Some limitations of the present study should be considered when interpreting the data, such as the relatively small sample group and the study’s retrospective character, inherent to the rare type of malignancy studied. Patients with very elevated leukocyte counts were excluded because these usually are the result of other medical conditions, such as an infection or nonmalignant inflammatory disease. Another limitation may be lack of long follow-up. Approximately 40% of the patients with UM demonstrate metastasis, with a peak within 4 years after initial treatment. This raises the possibility that some of the patients included in the nonmetastasized group still could demonstrate metastasis at a later stage. This may have influenced the results of this study. The major limitation is that this was not a large series. It is important to repeat the study in a large series.
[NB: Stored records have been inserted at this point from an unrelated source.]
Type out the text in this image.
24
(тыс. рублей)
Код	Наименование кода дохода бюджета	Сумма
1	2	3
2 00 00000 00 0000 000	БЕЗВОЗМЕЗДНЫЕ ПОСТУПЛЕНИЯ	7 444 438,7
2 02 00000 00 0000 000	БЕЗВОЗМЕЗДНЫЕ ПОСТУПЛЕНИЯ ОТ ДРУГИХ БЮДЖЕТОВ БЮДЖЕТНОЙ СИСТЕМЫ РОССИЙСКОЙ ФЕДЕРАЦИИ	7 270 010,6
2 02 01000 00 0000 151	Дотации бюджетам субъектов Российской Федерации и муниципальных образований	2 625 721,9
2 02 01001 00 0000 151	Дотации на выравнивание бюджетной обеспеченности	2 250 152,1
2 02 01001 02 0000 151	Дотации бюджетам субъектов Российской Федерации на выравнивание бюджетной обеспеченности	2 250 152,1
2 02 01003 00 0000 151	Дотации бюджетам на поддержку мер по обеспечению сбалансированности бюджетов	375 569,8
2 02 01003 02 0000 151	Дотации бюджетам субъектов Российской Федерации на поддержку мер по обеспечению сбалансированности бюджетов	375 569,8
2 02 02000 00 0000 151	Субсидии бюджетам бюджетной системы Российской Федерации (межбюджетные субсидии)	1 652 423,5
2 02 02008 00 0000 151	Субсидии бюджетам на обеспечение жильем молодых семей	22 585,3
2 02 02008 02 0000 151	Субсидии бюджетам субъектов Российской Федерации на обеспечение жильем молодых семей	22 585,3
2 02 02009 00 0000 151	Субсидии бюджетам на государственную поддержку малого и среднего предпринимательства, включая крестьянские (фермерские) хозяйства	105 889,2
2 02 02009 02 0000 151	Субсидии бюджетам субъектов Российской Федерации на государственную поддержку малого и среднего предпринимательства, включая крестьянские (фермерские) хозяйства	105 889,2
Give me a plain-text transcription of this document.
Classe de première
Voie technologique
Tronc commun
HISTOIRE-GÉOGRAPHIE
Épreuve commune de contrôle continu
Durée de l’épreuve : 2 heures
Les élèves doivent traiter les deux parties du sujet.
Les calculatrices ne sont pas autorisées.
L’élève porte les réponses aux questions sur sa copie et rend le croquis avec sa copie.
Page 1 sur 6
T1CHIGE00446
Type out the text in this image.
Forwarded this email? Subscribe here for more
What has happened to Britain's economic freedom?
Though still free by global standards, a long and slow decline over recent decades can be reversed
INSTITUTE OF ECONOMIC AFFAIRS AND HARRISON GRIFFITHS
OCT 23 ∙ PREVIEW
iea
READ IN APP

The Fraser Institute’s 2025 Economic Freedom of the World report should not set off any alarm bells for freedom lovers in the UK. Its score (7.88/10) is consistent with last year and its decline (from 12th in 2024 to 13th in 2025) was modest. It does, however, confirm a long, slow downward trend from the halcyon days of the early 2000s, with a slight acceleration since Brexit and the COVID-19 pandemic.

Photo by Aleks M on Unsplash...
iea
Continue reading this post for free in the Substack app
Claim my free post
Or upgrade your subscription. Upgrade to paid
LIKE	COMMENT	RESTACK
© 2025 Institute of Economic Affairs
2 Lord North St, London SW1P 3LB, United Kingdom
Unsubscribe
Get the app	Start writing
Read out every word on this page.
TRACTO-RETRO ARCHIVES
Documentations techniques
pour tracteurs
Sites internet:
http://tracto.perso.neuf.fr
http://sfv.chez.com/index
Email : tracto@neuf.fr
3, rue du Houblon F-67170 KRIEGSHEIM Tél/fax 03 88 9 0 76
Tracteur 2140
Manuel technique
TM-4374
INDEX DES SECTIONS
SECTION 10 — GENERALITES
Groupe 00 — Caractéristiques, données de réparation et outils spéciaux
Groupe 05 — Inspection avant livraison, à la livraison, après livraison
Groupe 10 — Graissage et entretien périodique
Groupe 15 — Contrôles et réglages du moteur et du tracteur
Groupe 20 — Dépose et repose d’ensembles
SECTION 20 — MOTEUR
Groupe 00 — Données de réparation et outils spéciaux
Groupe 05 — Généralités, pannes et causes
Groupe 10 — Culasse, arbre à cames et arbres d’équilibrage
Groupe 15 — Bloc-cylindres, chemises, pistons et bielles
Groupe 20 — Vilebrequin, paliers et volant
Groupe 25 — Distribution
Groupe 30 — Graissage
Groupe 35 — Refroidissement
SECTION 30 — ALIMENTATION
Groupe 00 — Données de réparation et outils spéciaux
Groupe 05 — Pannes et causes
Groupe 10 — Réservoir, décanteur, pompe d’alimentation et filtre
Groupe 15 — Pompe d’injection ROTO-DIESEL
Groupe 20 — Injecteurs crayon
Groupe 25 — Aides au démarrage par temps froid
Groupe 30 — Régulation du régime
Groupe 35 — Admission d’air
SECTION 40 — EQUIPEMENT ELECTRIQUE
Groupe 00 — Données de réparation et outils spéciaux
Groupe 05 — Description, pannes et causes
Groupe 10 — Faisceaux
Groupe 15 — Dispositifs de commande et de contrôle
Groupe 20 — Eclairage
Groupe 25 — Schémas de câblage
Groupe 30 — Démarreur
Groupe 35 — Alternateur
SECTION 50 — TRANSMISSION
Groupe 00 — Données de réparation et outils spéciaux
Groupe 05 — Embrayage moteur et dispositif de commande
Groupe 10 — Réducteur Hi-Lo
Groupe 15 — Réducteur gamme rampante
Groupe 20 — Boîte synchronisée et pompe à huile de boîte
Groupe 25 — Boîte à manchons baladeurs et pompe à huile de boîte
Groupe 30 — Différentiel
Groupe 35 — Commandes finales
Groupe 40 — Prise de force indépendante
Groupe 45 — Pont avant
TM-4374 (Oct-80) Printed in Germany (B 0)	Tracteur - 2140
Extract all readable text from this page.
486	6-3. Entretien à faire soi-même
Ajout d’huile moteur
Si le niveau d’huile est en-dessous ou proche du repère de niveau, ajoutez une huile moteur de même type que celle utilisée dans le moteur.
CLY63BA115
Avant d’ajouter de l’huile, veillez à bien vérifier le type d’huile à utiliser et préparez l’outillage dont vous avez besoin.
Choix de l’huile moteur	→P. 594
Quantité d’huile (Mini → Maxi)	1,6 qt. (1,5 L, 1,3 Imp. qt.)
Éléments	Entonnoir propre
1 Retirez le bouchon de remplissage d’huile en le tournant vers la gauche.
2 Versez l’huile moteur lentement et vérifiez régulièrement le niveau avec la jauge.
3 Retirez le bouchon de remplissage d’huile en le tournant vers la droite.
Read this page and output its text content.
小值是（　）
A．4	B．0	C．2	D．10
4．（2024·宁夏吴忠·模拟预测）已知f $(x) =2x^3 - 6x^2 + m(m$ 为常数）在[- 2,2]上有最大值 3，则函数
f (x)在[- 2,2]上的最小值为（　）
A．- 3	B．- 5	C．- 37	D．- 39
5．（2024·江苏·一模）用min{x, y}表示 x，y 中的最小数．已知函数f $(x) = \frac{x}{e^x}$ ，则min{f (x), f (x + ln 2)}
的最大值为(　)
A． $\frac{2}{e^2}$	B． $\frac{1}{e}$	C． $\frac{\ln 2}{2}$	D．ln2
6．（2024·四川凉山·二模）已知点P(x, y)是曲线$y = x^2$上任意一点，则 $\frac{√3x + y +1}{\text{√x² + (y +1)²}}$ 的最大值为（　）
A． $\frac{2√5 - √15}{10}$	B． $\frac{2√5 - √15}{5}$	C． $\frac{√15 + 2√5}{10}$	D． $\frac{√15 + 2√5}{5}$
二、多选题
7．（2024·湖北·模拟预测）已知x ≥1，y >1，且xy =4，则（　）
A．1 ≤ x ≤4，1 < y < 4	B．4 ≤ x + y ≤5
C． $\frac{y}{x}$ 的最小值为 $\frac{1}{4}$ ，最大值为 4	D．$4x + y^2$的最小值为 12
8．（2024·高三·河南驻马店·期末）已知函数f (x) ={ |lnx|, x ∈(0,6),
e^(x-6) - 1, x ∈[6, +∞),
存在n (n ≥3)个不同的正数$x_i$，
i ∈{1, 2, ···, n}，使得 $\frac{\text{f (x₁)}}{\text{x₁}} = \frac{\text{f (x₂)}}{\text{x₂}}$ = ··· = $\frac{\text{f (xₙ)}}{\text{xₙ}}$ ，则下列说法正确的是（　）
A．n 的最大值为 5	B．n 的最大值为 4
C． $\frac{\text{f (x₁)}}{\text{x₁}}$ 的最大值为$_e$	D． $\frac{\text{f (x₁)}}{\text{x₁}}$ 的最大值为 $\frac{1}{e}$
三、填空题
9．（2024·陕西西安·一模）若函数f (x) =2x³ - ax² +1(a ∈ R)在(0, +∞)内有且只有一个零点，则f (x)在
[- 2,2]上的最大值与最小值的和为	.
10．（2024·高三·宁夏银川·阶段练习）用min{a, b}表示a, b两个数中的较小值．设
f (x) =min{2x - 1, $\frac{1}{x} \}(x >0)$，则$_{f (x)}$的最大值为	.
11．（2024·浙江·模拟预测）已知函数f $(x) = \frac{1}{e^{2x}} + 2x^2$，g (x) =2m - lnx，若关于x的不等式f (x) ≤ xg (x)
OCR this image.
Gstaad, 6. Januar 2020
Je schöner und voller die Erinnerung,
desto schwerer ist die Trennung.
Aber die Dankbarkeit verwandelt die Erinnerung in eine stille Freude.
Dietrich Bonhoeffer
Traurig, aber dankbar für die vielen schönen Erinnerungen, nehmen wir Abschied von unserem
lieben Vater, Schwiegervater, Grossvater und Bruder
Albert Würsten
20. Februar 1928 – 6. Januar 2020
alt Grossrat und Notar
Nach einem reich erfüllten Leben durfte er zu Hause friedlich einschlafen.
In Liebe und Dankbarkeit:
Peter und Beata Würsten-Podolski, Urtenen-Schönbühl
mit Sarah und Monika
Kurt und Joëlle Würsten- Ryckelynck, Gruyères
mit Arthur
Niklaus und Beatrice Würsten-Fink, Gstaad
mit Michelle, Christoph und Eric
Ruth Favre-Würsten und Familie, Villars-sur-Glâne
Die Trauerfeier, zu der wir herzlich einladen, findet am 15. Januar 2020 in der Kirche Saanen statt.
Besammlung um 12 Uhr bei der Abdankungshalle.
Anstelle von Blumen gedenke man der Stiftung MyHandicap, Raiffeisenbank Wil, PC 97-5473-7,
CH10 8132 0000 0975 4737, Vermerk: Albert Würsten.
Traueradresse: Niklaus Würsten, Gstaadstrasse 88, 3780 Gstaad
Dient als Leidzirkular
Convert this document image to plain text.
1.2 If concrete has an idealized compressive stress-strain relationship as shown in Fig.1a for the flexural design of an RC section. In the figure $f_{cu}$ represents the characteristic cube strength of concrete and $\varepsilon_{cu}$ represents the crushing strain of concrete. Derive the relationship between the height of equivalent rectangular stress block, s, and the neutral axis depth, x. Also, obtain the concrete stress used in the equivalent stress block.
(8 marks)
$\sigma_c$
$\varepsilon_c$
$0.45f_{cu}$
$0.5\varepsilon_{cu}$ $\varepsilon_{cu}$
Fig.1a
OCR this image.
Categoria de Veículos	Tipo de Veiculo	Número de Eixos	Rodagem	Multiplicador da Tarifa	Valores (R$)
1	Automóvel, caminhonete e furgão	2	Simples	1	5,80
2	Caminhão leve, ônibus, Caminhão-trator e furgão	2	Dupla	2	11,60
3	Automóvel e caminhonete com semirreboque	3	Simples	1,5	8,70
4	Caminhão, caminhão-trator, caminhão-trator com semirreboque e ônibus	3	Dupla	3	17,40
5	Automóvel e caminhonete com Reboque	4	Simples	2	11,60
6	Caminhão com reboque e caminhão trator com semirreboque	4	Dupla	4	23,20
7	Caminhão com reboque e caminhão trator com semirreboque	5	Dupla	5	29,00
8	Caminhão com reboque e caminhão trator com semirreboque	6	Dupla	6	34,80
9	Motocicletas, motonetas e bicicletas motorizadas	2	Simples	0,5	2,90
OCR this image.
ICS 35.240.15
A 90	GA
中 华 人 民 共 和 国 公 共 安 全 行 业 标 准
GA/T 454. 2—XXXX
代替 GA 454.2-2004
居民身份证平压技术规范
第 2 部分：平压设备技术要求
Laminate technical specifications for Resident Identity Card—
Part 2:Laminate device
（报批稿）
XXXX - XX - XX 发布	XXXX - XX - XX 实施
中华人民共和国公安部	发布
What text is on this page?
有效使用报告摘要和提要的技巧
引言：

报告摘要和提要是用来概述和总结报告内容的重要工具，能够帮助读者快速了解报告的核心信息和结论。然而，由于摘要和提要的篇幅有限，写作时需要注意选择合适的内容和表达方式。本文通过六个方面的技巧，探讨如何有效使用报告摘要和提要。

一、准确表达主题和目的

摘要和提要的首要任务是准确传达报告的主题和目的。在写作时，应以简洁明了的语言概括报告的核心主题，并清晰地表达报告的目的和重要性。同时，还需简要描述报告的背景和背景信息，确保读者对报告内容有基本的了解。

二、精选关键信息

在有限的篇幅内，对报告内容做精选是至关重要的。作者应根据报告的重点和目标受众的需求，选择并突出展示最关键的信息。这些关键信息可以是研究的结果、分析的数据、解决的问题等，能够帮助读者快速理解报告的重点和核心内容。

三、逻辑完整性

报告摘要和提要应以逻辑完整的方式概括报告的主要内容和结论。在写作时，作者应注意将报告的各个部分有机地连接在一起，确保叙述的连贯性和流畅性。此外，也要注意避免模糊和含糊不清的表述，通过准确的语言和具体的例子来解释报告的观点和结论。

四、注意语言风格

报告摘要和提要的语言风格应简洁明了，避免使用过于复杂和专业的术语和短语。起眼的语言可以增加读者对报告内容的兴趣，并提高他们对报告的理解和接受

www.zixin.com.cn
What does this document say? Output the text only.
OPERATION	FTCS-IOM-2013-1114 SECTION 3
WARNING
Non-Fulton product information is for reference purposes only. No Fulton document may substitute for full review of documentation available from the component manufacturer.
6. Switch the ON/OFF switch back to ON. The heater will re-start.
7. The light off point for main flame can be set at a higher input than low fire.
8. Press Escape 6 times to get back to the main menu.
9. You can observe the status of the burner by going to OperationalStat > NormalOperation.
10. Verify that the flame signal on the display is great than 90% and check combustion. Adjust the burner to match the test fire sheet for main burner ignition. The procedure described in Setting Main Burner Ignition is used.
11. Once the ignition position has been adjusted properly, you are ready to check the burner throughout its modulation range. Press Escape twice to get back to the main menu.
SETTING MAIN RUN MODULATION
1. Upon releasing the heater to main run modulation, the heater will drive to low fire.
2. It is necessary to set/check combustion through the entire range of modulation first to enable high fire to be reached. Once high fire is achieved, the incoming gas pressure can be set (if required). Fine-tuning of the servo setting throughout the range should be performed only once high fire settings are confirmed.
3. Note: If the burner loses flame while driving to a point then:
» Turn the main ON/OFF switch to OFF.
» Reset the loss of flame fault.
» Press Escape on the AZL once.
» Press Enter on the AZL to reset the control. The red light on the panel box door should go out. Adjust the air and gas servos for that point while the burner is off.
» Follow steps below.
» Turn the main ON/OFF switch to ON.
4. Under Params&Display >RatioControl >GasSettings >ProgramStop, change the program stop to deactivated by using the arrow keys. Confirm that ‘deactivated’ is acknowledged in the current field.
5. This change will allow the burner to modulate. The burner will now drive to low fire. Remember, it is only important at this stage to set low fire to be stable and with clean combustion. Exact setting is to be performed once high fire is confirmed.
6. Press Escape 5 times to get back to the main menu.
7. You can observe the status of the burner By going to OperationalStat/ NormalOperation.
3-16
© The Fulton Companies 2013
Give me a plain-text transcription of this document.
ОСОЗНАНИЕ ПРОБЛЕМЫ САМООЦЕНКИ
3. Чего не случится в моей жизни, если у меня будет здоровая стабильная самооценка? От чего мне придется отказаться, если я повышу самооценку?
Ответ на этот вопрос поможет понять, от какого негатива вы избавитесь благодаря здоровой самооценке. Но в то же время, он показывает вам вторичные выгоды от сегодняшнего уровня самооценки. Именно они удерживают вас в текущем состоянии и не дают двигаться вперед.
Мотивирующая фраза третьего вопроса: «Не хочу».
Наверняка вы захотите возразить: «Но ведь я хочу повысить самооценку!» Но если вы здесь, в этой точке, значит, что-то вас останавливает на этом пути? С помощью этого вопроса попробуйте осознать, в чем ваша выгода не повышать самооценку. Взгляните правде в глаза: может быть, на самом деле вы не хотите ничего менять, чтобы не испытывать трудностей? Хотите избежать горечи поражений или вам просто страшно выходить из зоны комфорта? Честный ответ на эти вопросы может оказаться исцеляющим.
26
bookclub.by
In conclusion, this study demonstrated that lower levels of peripheral blood leukocytes are associated with negative tissue BAP1 staining, which carries a bad prognosis. In contrast with cutaneous melanoma, high CRP levels in patients with UM are associated with a longer MFS. Neither NLR nor LMR seems to be a good predictor of metastasis developing in patients with UM. Further studies are needed to clarify the importance of these peripheral blood markers and ratios as biomarkers and to evaluate the exact clinical significance for patients with UM.